The Kuwaiti-born cleric Sulaiman Abu Ghaith, 48, took the stand in his defence two weeks after his trial began where he faces charges of conspiring to kill Americans and providing material support to terrorists.
He spoke in Arabic and his testimony was translated into English by an interpreter. He has pleaded not guilty and faces life in prison if convicted.
He recalled that just hours after the twin towers were attacked in New York, he was driven for about three hours from Kandahar in the night after he was summoned to meet bin Laden.
Bin Laden was in a cave in the mountains of Afghanistan.
Abu Ghaith testified that bin Laden wanted his opinion on what he thought would happen next following the 9/11 strikes.
“He said, 'Come in, sit down. Did you learn about what happened?'" bin Laden told him that "we are the ones who did it," Abu Ghaith recalled.
Abu Ghaith, wearing a blue shirt and charcoal-coloured jacket, said he told bin Laden "If it was proven that you were the one who did this, America will not settle until it accomplishes two things: to kill you and topple the state of Taliban."
Bin Laden replied simply by telling him "You're being too pessimistic."
Within months, the US-led forces toppled the Taliban regime in Afghanistan, and Bin Laden was forced onto the run.
The Al-Qaeda chief was shot dead by US Navy SEALs during a daring raid on his hideout in Pakistan in 2011.
Abu Ghaith, the highest-level Al-Qaeda figure to be tried in the US since 9/11, said bin Laden wanted him to send out a message to the world following the terror attacks.
Married to bin Laden's eldest daughter Fatima, he had served as a spokesman for bin Laden.
In one of the videotaped speeches delivered on September 12, 2001, he sat beside bin Laden and praised the previous day's attacks, warning that there would be more such attacks.
"My intention was to deliver a message, a message I believed in," he said.
"I was hoping the United States would say, 'Let's sit down and talk and solve these problems,' but America was going on and doing what I expected them to do."
Abu Ghaith has testified that he had no idea "specifically" that the WTC attacks would occur, saying he got to know about them through news reports.

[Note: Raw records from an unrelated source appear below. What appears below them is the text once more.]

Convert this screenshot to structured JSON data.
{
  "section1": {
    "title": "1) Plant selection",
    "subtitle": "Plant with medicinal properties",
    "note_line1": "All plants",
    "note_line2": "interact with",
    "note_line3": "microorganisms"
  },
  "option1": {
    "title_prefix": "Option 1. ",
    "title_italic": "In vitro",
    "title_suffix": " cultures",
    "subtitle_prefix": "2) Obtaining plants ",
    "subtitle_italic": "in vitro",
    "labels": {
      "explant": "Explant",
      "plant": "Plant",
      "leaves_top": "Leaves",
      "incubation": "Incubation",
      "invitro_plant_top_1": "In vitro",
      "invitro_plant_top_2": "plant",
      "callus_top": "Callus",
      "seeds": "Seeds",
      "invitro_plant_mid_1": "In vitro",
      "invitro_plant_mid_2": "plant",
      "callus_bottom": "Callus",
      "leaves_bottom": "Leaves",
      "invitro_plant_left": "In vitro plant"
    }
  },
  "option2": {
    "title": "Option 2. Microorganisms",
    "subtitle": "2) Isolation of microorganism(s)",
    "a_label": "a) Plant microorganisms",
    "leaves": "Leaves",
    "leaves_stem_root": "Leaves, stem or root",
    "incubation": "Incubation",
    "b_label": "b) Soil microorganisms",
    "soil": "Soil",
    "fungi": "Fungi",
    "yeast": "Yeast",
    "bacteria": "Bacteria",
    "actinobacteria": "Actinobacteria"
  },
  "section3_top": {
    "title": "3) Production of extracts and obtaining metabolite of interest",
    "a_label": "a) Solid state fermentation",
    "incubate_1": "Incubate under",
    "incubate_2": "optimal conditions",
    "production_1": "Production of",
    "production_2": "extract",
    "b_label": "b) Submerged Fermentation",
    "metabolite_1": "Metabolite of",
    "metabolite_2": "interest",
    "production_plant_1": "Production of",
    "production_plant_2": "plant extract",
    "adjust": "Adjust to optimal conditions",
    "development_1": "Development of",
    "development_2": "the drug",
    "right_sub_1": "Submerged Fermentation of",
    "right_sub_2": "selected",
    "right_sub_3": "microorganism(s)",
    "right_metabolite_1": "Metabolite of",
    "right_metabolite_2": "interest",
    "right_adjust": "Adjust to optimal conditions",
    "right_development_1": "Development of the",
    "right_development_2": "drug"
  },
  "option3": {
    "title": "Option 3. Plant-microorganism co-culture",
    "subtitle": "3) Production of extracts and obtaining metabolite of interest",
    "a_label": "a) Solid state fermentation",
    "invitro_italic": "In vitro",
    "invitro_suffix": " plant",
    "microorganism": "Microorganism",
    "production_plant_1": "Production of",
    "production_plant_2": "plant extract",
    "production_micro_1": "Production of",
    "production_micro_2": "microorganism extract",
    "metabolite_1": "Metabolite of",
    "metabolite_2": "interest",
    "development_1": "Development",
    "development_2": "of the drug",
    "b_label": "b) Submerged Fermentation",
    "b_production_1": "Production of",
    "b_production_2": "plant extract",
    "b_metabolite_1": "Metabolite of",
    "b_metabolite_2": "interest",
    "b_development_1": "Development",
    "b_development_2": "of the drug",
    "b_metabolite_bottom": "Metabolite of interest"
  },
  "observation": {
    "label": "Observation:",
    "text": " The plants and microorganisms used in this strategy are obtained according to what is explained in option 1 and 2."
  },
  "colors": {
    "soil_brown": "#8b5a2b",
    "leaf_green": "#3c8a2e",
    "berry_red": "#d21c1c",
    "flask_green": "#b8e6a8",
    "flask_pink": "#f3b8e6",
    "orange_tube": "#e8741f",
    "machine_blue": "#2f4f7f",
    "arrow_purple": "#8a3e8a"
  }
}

However, when cross-examined by prosecutor Ferrara, he admitted that he had heard that "something" might happen in the training camps, a CBS report said.
He denied allegations that he had prior knowledge of the failed shoe-bomb airline attack by Richard Reid in December 2001. It was at Abu Ghaith's trial that the defence wanted to obtain testimony of 9/11 architect Khalid Shaikh Mohammed.
But Judge Lewis Kaplan did not allow Mohammed's testimony, ruling that the defence had not shown that Mohammed "has personal knowledge of anything important to this matter."